Ein straffer Plan, der aufgrund der Schwere der Verletzung in seiner Umsetzung nur schwer realisierbar scheint. Noch dazu einer, der eigentlich mit Löws Vorhaben kollidiert, keine hundertprozentig fitten Spieler ohne Rhythmus mitzunehmen.
Fünf Monate vor Turnierbeginn sei für ihn die Grenze, sagte Löw noch vor dem Spiel gegen Italien. Schwere Verletzungen danach, würden ihm Magenschmerzen bereiten. Khediras Verletzungsdatum liegt noch außerhalb der Grenze, reicht aber weit in diesen Zeitraum hinein.
Khedira bei Löw konkurrenzlos
Bei allem offensiven Potenzial von Löws Mannschaft war Khedira ein Spieler, der Aggressivität, Laufstärke und Balance garantierte und deshalb beim Bundestrainer auch immer gesetzt war.
In Mailand agierte Khedira bis zu seiner Verletzung im 4-3-3 auf einer Halbposition etwas offensiver als in den Jahren zuvor. Die Rolle vor der Abwehr fiel an Philipp Lahm.

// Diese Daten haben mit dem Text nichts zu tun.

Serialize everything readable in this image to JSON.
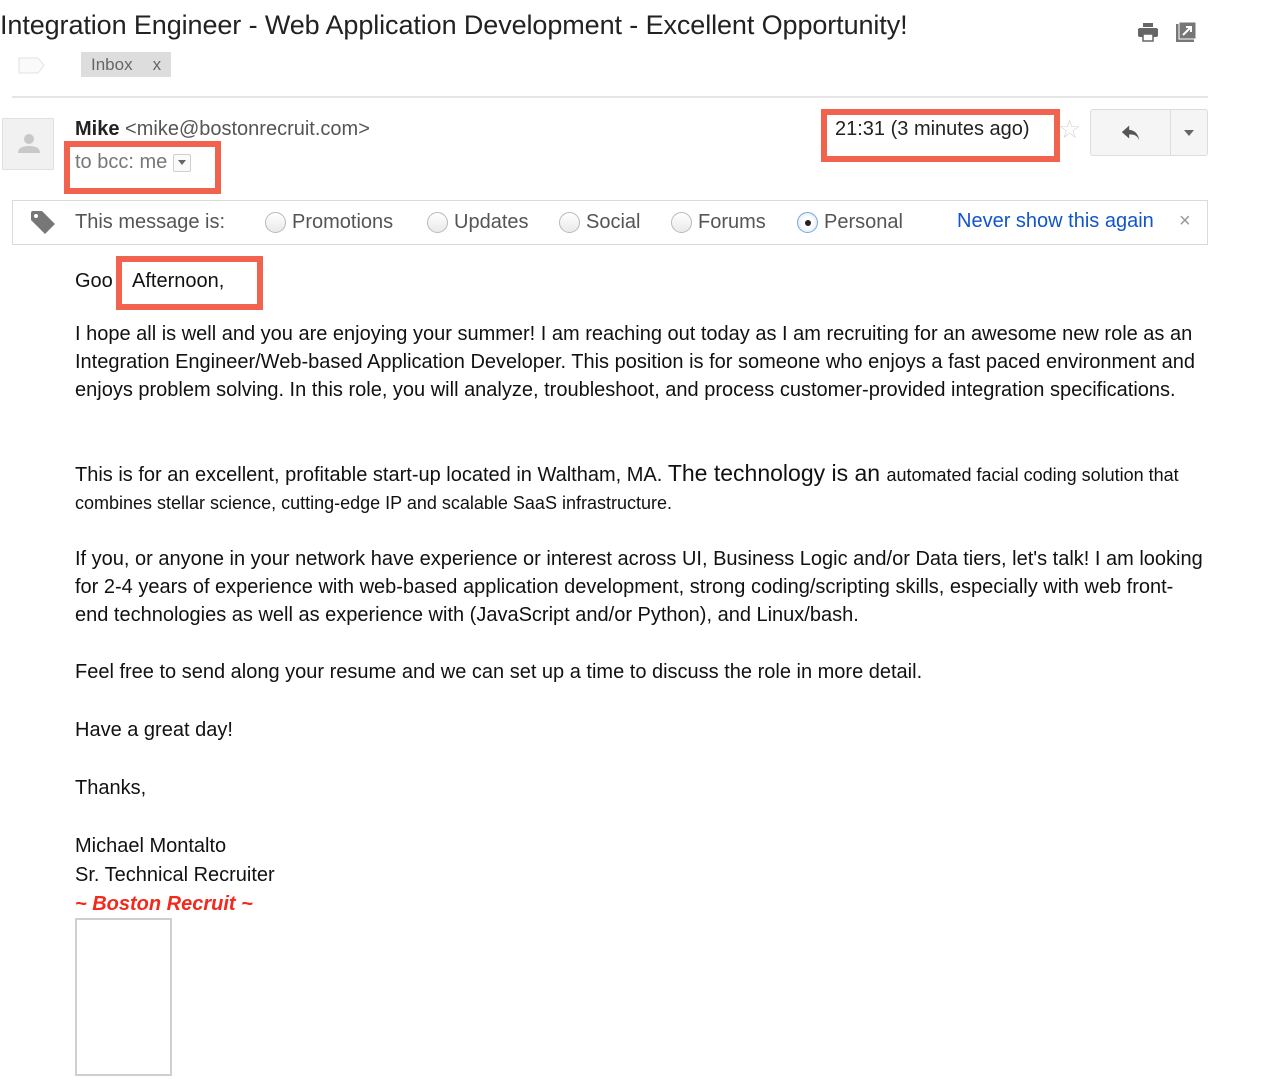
{
  "subject": "Integration Engineer - Web Application Development - Excellent Opportunity!",
  "labels": [
    {
      "name": "Inbox",
      "remove": "x"
    }
  ],
  "toolbar_icons": [
    "print-icon",
    "new-window-icon"
  ],
  "message": {
    "sender_name": "Mike",
    "sender_email": "<mike@bostonrecruit.com>",
    "recipients": "to bcc: me",
    "time": "21:31 (3 minutes ago)",
    "starred": false
  },
  "category_bar": {
    "label": "This message is:",
    "options": [
      {
        "label": "Promotions",
        "checked": false
      },
      {
        "label": "Updates",
        "checked": false
      },
      {
        "label": "Social",
        "checked": false
      },
      {
        "label": "Forums",
        "checked": false
      },
      {
        "label": "Personal",
        "checked": true
      }
    ],
    "dismiss_link": "Never show this again",
    "close": "×"
  },
  "body": {
    "greeting_prefix": "Goo",
    "greeting_highlight": "Afternoon,",
    "paragraph1": "I hope all is well and you are enjoying your summer! I am reaching out today as I am recruiting for an awesome new role as an Integration Engineer/Web-based Application Developer. This position is for someone who enjoys a fast paced environment and enjoys problem solving. In this role, you will analyze, troubleshoot, and process customer-provided integration specifications.",
    "paragraph2_a": "This is for an excellent, profitable start-up located in Waltham, MA. ",
    "paragraph2_b": "The technology is an ",
    "paragraph2_c": "automated facial coding solution that combines stellar science, cutting-edge IP and scalable SaaS infrastructure.",
    "paragraph3": "If you, or anyone in your network have experience or interest across UI, Business Logic and/or Data tiers, let's talk! I am looking for 2-4 years of experience with web-based application development, strong coding/scripting skills, especially with web front-end technologies as well as experience with (JavaScript and/or Python), and Linux/bash.",
    "paragraph4": "Feel free to send along your resume and we can set up a time to discuss the role in more detail.",
    "paragraph5": "Have a great day!",
    "paragraph6": "Thanks,",
    "signature_name": "Michael Montalto",
    "signature_title": "Sr. Technical Recruiter",
    "signature_company": "~ Boston Recruit ~"
  },
  "colors": {
    "highlight_box": "#f2634f",
    "link": "#1155cc",
    "brand_red": "#f22a1e"
  }
}
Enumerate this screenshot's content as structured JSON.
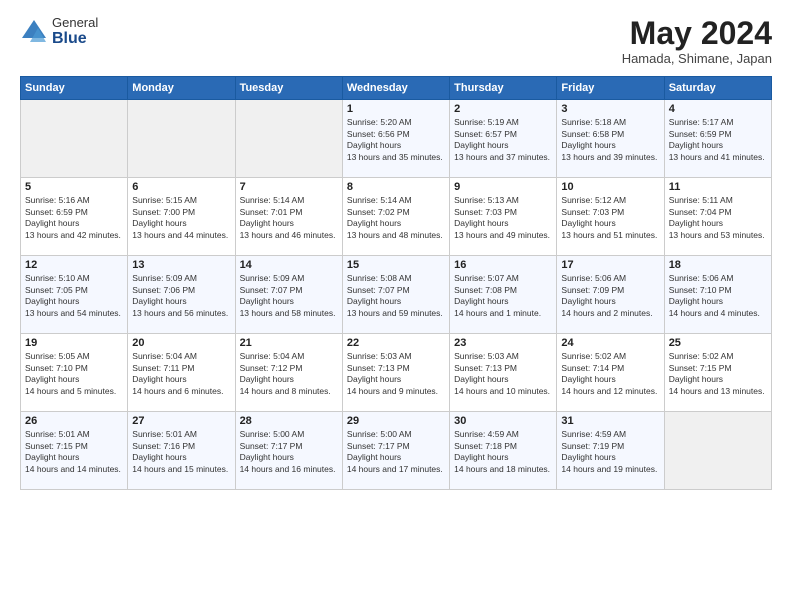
{
  "logo": {
    "general": "General",
    "blue": "Blue"
  },
  "title": "May 2024",
  "location": "Hamada, Shimane, Japan",
  "weekdays": [
    "Sunday",
    "Monday",
    "Tuesday",
    "Wednesday",
    "Thursday",
    "Friday",
    "Saturday"
  ],
  "weeks": [
    [
      {
        "day": "",
        "empty": true
      },
      {
        "day": "",
        "empty": true
      },
      {
        "day": "",
        "empty": true
      },
      {
        "day": "1",
        "rise": "5:20 AM",
        "set": "6:56 PM",
        "daylight": "13 hours and 35 minutes."
      },
      {
        "day": "2",
        "rise": "5:19 AM",
        "set": "6:57 PM",
        "daylight": "13 hours and 37 minutes."
      },
      {
        "day": "3",
        "rise": "5:18 AM",
        "set": "6:58 PM",
        "daylight": "13 hours and 39 minutes."
      },
      {
        "day": "4",
        "rise": "5:17 AM",
        "set": "6:59 PM",
        "daylight": "13 hours and 41 minutes."
      }
    ],
    [
      {
        "day": "5",
        "rise": "5:16 AM",
        "set": "6:59 PM",
        "daylight": "13 hours and 42 minutes."
      },
      {
        "day": "6",
        "rise": "5:15 AM",
        "set": "7:00 PM",
        "daylight": "13 hours and 44 minutes."
      },
      {
        "day": "7",
        "rise": "5:14 AM",
        "set": "7:01 PM",
        "daylight": "13 hours and 46 minutes."
      },
      {
        "day": "8",
        "rise": "5:14 AM",
        "set": "7:02 PM",
        "daylight": "13 hours and 48 minutes."
      },
      {
        "day": "9",
        "rise": "5:13 AM",
        "set": "7:03 PM",
        "daylight": "13 hours and 49 minutes."
      },
      {
        "day": "10",
        "rise": "5:12 AM",
        "set": "7:03 PM",
        "daylight": "13 hours and 51 minutes."
      },
      {
        "day": "11",
        "rise": "5:11 AM",
        "set": "7:04 PM",
        "daylight": "13 hours and 53 minutes."
      }
    ],
    [
      {
        "day": "12",
        "rise": "5:10 AM",
        "set": "7:05 PM",
        "daylight": "13 hours and 54 minutes."
      },
      {
        "day": "13",
        "rise": "5:09 AM",
        "set": "7:06 PM",
        "daylight": "13 hours and 56 minutes."
      },
      {
        "day": "14",
        "rise": "5:09 AM",
        "set": "7:07 PM",
        "daylight": "13 hours and 58 minutes."
      },
      {
        "day": "15",
        "rise": "5:08 AM",
        "set": "7:07 PM",
        "daylight": "13 hours and 59 minutes."
      },
      {
        "day": "16",
        "rise": "5:07 AM",
        "set": "7:08 PM",
        "daylight": "14 hours and 1 minute."
      },
      {
        "day": "17",
        "rise": "5:06 AM",
        "set": "7:09 PM",
        "daylight": "14 hours and 2 minutes."
      },
      {
        "day": "18",
        "rise": "5:06 AM",
        "set": "7:10 PM",
        "daylight": "14 hours and 4 minutes."
      }
    ],
    [
      {
        "day": "19",
        "rise": "5:05 AM",
        "set": "7:10 PM",
        "daylight": "14 hours and 5 minutes."
      },
      {
        "day": "20",
        "rise": "5:04 AM",
        "set": "7:11 PM",
        "daylight": "14 hours and 6 minutes."
      },
      {
        "day": "21",
        "rise": "5:04 AM",
        "set": "7:12 PM",
        "daylight": "14 hours and 8 minutes."
      },
      {
        "day": "22",
        "rise": "5:03 AM",
        "set": "7:13 PM",
        "daylight": "14 hours and 9 minutes."
      },
      {
        "day": "23",
        "rise": "5:03 AM",
        "set": "7:13 PM",
        "daylight": "14 hours and 10 minutes."
      },
      {
        "day": "24",
        "rise": "5:02 AM",
        "set": "7:14 PM",
        "daylight": "14 hours and 12 minutes."
      },
      {
        "day": "25",
        "rise": "5:02 AM",
        "set": "7:15 PM",
        "daylight": "14 hours and 13 minutes."
      }
    ],
    [
      {
        "day": "26",
        "rise": "5:01 AM",
        "set": "7:15 PM",
        "daylight": "14 hours and 14 minutes."
      },
      {
        "day": "27",
        "rise": "5:01 AM",
        "set": "7:16 PM",
        "daylight": "14 hours and 15 minutes."
      },
      {
        "day": "28",
        "rise": "5:00 AM",
        "set": "7:17 PM",
        "daylight": "14 hours and 16 minutes."
      },
      {
        "day": "29",
        "rise": "5:00 AM",
        "set": "7:17 PM",
        "daylight": "14 hours and 17 minutes."
      },
      {
        "day": "30",
        "rise": "4:59 AM",
        "set": "7:18 PM",
        "daylight": "14 hours and 18 minutes."
      },
      {
        "day": "31",
        "rise": "4:59 AM",
        "set": "7:19 PM",
        "daylight": "14 hours and 19 minutes."
      },
      {
        "day": "",
        "empty": true
      }
    ]
  ]
}
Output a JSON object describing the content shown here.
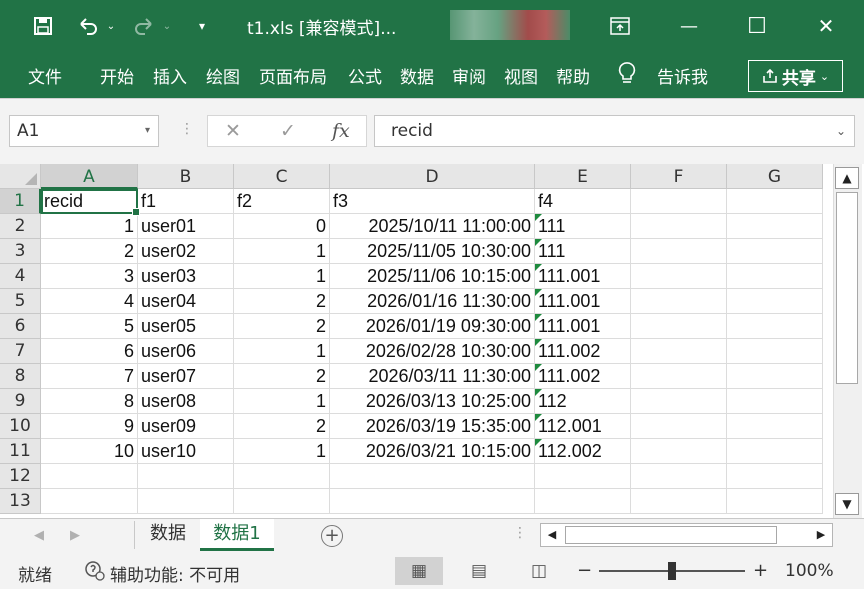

Ein Zeichen, dass Löw weder Sven noch Lars Bender aktuell für dieses Niveau geeignet hält, selbst wenn die langfristige Planung Lahm als Rechtsverteidiger sieht. Gegen eine Mannschaft von der Klasse Italiens wollte er "keine ganz jungen" Spieler bringen, um mit mehr Erfahrung "fußballerisch und taktisch ein Übergewicht zu bekommen."
Gegen England wird er es mit einer anderen Mittelfeldbesetzung probieren (müssen). Neben den verletzten Khedira stehen auch Lahm, Manuel Neuer und Mesut Özil nicht im Kader für die Partie in Wembley.
Junge Rivalen bei Real Madrid
Auf Khediras Fähigkeiten im defensiven Mittelfeld habe auch seine Trainer bei Real Madrid, Jose Mourinho und Carlo Ancelotti, nur ungern verzichtet. Die meinungsstarke und auch stark meinungsbildende Presse in der spanischen Hauptstadt hält ihn jedoch schon lange für verzichtbar.
Khedira wird jetzt erstmal lange Zeit zuschauen müssen, wie Ancelotti seinen Ausfall versucht aufzufangen. Mit Asier Illarramendi (40 Millionen Euro) und Casemiro (6 Millionen Euro) hat Real erst vor der Saison zwei junge Spieler verpflichtet, die Khedira eins zu eins auf seiner Position ersetzen können. Beide wollen auf Dauer nicht nur der Backup des Deutschen sein.
Ähnlich wie vor der WM 2010
Es ist ein weiter Weg zurück nach einem Kreuzbandriss, vor allem für einen Spieler, der derart stark von seiner ausgeprägten Physis lebt wie Khedira. Aber der 26-Jährige ist ein Kämpfer, wie ihm seine Kollegen sofort nach Abpfiff und später über verschiedene Kanäle bestätigten. Es bleibt zu hoffen, dass er sich mit dem Ziel WM nicht zu früh zu viel zumutet.
Positiv dürften ihn jedoch die Erinnerungen ans Jahr 2010 stimmen. In einem Spiel gegen den FC Bayern zog sich Khedira zweieinhalb Monate vor Beginn der WM in Südafrika einen Kreuzbandanriss im linken Knie zu. Khedira wurde rechtzeitig fit, spielte ein starkes Turnier und wechselte anschließend zu Real Madrid.